Czytając książkę, manewrowałam między różnymi poglądami filozoficznymi, których nie umiem przyporządkować określonym twórcom. Wszystko (a przynajmniej większość) kręci się wokół niewidzialnej aury, która otacza nas, ludzi i inne żyjące stworzenie. Ukazana jest w taki sposób, że aż chce się wierzyć, iż to ona dostarcza nam potrzebnej energii do życia.Autor we wstępie pragnie mocno połączyć się z czytelnikiem i mieć pewność, że jego książka będzie zrozumiała, dlatego proponuje muzykę, której słuchał podczas pisania pewnych fragmentów i która przyczyniła się do stworzenia takich właśnie sytuacji czy motywów wydarzeń. I rzeczywiście, w utworze pojawiają się tytuły utworów, jednak uważam, że każdy ma prawo do własnej interpretacji danej piosenki czy muzyki i niekoniecznie wszyscy, słuchając jej, widzą lub wyobrażają sobie to samo. Niewidzialne, pozytywne wibracje i kształty, a nawet kolory, które można przyporządkować do danej osoby nie przemawiają do mnie. Indywidualną jest kwestia wiary w działanie podświadomości.

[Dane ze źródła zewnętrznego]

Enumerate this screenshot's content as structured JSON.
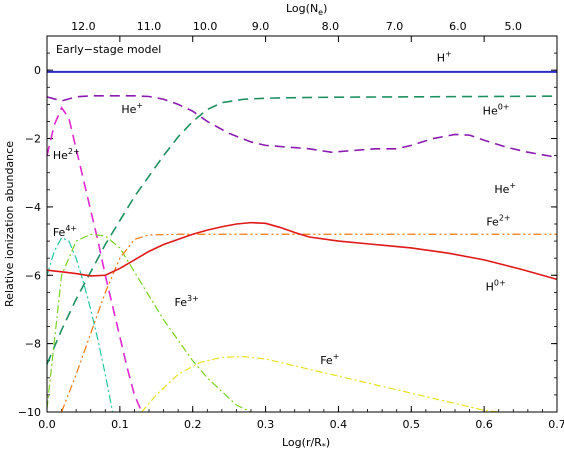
{
  "chart_data": {
    "type": "line",
    "annotation": "Early−stage model",
    "xlabel": "Log(r/R",
    "xlabel_sub": "*",
    "xlabel_close": ")",
    "ylabel": "Relative ionization abundance",
    "top_label": "Log(N",
    "top_label_sub": "e",
    "top_label_close": ")",
    "xlim": [
      0.0,
      0.7
    ],
    "ylim": [
      -10,
      1
    ],
    "x_ticks": [
      "0.0",
      "0.1",
      "0.2",
      "0.3",
      "0.4",
      "0.5",
      "0.6",
      "0.7"
    ],
    "y_ticks": [
      "0",
      "−2",
      "−4",
      "−6",
      "−8",
      "−10"
    ],
    "top_ticks": [
      {
        "label": "12.0",
        "x": 0.05
      },
      {
        "label": "11.0",
        "x": 0.14
      },
      {
        "label": "10.0",
        "x": 0.217
      },
      {
        "label": "9.0",
        "x": 0.293
      },
      {
        "label": "8.0",
        "x": 0.389
      },
      {
        "label": "7.0",
        "x": 0.477
      },
      {
        "label": "6.0",
        "x": 0.564
      },
      {
        "label": "5.0",
        "x": 0.64
      }
    ],
    "series": [
      {
        "label": "H",
        "label_sup": "+",
        "color": "#2c2cc8",
        "dash": "",
        "width": 2.0,
        "label_pos": [
          0.535,
          0.25
        ],
        "x": [
          0.0,
          0.1,
          0.2,
          0.3,
          0.4,
          0.5,
          0.6,
          0.7
        ],
        "y": [
          -0.05,
          -0.05,
          -0.05,
          -0.05,
          -0.05,
          -0.05,
          -0.05,
          -0.05
        ]
      },
      {
        "label": "He",
        "label_sup": "0+",
        "color": "#1e9060",
        "dash": "10,6",
        "width": 1.6,
        "label_pos": [
          0.598,
          -1.3
        ],
        "x": [
          0.0,
          0.02,
          0.04,
          0.06,
          0.08,
          0.1,
          0.12,
          0.14,
          0.16,
          0.18,
          0.2,
          0.22,
          0.24,
          0.27,
          0.3,
          0.35,
          0.4,
          0.5,
          0.6,
          0.7
        ],
        "y": [
          -8.6,
          -7.6,
          -6.7,
          -5.9,
          -5.1,
          -4.4,
          -3.7,
          -3.1,
          -2.5,
          -1.95,
          -1.5,
          -1.15,
          -0.95,
          -0.85,
          -0.82,
          -0.8,
          -0.79,
          -0.78,
          -0.77,
          -0.76
        ]
      },
      {
        "label": "He",
        "label_sup": "+",
        "color": "#8a1ab0",
        "dash": "10,6",
        "width": 1.6,
        "label_pos": [
          0.102,
          -1.25
        ],
        "label2": "He",
        "label2_sup": "+",
        "label2_pos": [
          0.614,
          -3.6
        ],
        "x": [
          0.0,
          0.02,
          0.04,
          0.06,
          0.08,
          0.1,
          0.12,
          0.14,
          0.16,
          0.18,
          0.2,
          0.22,
          0.25,
          0.28,
          0.3,
          0.33,
          0.36,
          0.39,
          0.42,
          0.45,
          0.48,
          0.5,
          0.53,
          0.56,
          0.58,
          0.6,
          0.63,
          0.66,
          0.7
        ],
        "y": [
          -0.78,
          -0.9,
          -0.78,
          -0.75,
          -0.75,
          -0.75,
          -0.75,
          -0.77,
          -0.85,
          -1.0,
          -1.2,
          -1.5,
          -1.85,
          -2.1,
          -2.2,
          -2.25,
          -2.3,
          -2.4,
          -2.35,
          -2.3,
          -2.3,
          -2.2,
          -2.0,
          -1.88,
          -1.9,
          -2.05,
          -2.25,
          -2.4,
          -2.55
        ]
      },
      {
        "label": "He",
        "label_sup": "2+",
        "color": "#e02ad0",
        "dash": "10,6",
        "width": 1.6,
        "label_pos": [
          0.008,
          -2.6
        ],
        "x": [
          0.0,
          0.01,
          0.02,
          0.03,
          0.04,
          0.05,
          0.06,
          0.07,
          0.08,
          0.09,
          0.1,
          0.11,
          0.12,
          0.13
        ],
        "y": [
          -2.5,
          -1.6,
          -1.1,
          -1.4,
          -2.3,
          -3.2,
          -4.1,
          -5.0,
          -6.0,
          -6.9,
          -7.8,
          -8.7,
          -9.5,
          -10.0
        ]
      },
      {
        "label": "Fe",
        "label_sup": "4+",
        "color": "#20c8a0",
        "dash": "8,3,2,3",
        "width": 1.2,
        "label_pos": [
          0.008,
          -4.85
        ],
        "x": [
          0.0,
          0.01,
          0.02,
          0.03,
          0.04,
          0.05,
          0.06,
          0.07,
          0.08,
          0.09
        ],
        "y": [
          -6.0,
          -5.3,
          -4.9,
          -5.0,
          -5.5,
          -6.2,
          -7.0,
          -7.9,
          -8.9,
          -10.0
        ]
      },
      {
        "label": "Fe",
        "label_sup": "3+",
        "color": "#7ad020",
        "dash": "8,3,2,3",
        "width": 1.2,
        "label_pos": [
          0.175,
          -6.9
        ],
        "x": [
          0.0,
          0.02,
          0.04,
          0.06,
          0.08,
          0.1,
          0.12,
          0.14,
          0.16,
          0.18,
          0.2,
          0.22,
          0.24,
          0.26,
          0.28
        ],
        "y": [
          -9.9,
          -6.0,
          -5.0,
          -4.8,
          -4.85,
          -5.2,
          -5.9,
          -6.6,
          -7.3,
          -7.9,
          -8.5,
          -9.0,
          -9.4,
          -9.8,
          -10.0
        ]
      },
      {
        "label": "Fe",
        "label_sup": "2+",
        "color": "#f07a10",
        "dash": "8,3,2,3,2,3",
        "width": 1.2,
        "label_pos": [
          0.603,
          -4.55
        ],
        "x": [
          0.02,
          0.04,
          0.06,
          0.08,
          0.1,
          0.12,
          0.14,
          0.18,
          0.25,
          0.3,
          0.4,
          0.5,
          0.6,
          0.7
        ],
        "y": [
          -10.0,
          -8.9,
          -7.7,
          -6.5,
          -5.5,
          -4.95,
          -4.82,
          -4.8,
          -4.8,
          -4.8,
          -4.8,
          -4.8,
          -4.8,
          -4.8
        ]
      },
      {
        "label": "Fe",
        "label_sup": "+",
        "color": "#e8e020",
        "dash": "7,3,2,3",
        "width": 1.2,
        "label_pos": [
          0.375,
          -8.6
        ],
        "x": [
          0.13,
          0.15,
          0.18,
          0.21,
          0.24,
          0.27,
          0.3,
          0.35,
          0.4,
          0.45,
          0.5,
          0.55,
          0.6,
          0.62
        ],
        "y": [
          -10.0,
          -9.5,
          -8.9,
          -8.55,
          -8.4,
          -8.38,
          -8.45,
          -8.7,
          -8.95,
          -9.2,
          -9.45,
          -9.7,
          -9.95,
          -10.0
        ]
      },
      {
        "label": "H",
        "label_sup": "0+",
        "color": "#e01818",
        "dash": "",
        "width": 1.6,
        "label_pos": [
          0.602,
          -6.45
        ],
        "x": [
          0.0,
          0.02,
          0.04,
          0.06,
          0.08,
          0.1,
          0.12,
          0.14,
          0.16,
          0.18,
          0.2,
          0.22,
          0.24,
          0.26,
          0.28,
          0.3,
          0.32,
          0.34,
          0.36,
          0.4,
          0.45,
          0.5,
          0.55,
          0.6,
          0.65,
          0.7
        ],
        "y": [
          -5.85,
          -5.9,
          -5.95,
          -6.02,
          -6.0,
          -5.8,
          -5.55,
          -5.3,
          -5.1,
          -4.95,
          -4.8,
          -4.68,
          -4.58,
          -4.5,
          -4.46,
          -4.48,
          -4.6,
          -4.75,
          -4.88,
          -5.0,
          -5.1,
          -5.2,
          -5.35,
          -5.55,
          -5.82,
          -6.12
        ]
      }
    ]
  }
}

Rozdziały nie są długie, co ułatwia zrozumienie treści, a na samym końcu odnajdziemy specjalny słowniczek pojęć, który został stworzony dla wszystkich tych, którzy nie radzą sobie z pojęciami:wyższe ja czy kod światła.Książka ta, choć napisana ciekawie, jest bardzo trudna w odbiorze, szczególnie dla filozoficznych laików. Wiele spraw w niej poruszanych, dla większości ludzi jest po prostu kwestią rozumienia tego albo nie, wierzenia w to lub też nie. Autor niczego nie narzuca, jednak inne niż jego myślenie doprowadza do konfliktu w relacji: nadawca tekstu i jego odbiorca.
Choć bardzo starałam się podążać tokiem myślenia autora, muszę przyznać, że dość szybko się pogubiłam, dlatego nie polecam tej pozycji osobom oczekującym wartkiej akcji oraz zwrotnego punktu kulminacyjnego.